# Are positive real numbers $x,y$ allowed to be taken out during this proof?

Prove $$\left(x^2 – y^2\right)\left(\frac1y – \frac1x\right) \ge 0$$ where $x$ and $y$ are positive real numbers.

Can I simplify $\frac{(x^2 – y^2)(x-y)}{xy} \ge 0$
and then $(x^2 – y^2)(x-y) \ge 0$ cancelling out the $xy$?

Is this valid because then
\begin{align}
(x+y)(x-y)(x-y)&\ge 0\cdot(x-y)^2\ge 0
\end{align}
which is always true and then prove backwards from here?

#### Solutions Collecting From Web of "Are positive real numbers $x,y$ allowed to be taken out during this proof?"

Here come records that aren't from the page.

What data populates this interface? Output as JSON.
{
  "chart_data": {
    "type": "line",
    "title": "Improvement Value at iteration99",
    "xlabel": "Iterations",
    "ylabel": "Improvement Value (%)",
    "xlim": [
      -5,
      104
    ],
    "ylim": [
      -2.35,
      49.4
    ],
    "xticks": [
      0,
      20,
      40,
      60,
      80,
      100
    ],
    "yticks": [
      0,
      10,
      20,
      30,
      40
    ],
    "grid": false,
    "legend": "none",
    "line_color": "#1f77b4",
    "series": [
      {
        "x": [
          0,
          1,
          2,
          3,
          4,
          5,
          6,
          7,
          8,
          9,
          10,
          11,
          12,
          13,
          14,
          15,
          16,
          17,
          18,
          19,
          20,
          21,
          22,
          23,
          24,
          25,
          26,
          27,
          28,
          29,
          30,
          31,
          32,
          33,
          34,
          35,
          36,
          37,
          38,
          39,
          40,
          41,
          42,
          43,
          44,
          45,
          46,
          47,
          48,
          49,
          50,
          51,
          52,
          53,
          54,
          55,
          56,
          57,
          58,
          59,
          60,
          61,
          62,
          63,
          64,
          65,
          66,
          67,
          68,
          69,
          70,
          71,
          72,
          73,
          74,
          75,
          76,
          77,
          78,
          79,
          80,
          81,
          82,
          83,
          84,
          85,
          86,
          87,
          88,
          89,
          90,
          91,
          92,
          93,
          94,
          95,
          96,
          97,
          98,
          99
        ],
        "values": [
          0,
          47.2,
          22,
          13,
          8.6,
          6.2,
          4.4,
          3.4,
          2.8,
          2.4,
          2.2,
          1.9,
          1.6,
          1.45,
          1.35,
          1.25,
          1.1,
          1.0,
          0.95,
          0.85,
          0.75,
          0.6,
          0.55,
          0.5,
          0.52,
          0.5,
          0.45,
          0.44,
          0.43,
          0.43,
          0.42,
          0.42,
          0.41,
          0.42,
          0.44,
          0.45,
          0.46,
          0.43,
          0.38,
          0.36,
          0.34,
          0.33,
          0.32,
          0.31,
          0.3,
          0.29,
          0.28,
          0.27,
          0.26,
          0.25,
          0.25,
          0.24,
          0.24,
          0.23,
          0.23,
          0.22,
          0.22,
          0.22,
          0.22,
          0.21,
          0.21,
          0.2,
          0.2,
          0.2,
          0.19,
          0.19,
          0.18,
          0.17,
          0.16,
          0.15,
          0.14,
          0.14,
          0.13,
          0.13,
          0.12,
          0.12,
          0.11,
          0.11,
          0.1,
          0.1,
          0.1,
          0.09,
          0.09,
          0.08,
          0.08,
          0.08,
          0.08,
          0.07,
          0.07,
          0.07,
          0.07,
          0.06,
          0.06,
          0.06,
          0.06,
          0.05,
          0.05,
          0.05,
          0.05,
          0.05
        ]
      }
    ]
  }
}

If $x,y$ are positive, then $xy>0$; so, when you have

$$\frac{(x^2 – y^2)(x-y)}{xy} \ge 0$$

you’re allowed to multiply by $xy$ (and the $\ge$ won’t flip), to get

$$(x^2 – y^2)(x-y) \ge 0$$

And from that indeed you can get

$$(x^2 – y^2)(x-y)=(x+y)(x-y)(x-y)=(x+y)(x-y)^2 \ge 0$$

which is true, since $x+y>0$ and $(x-y)^2\ge 0$.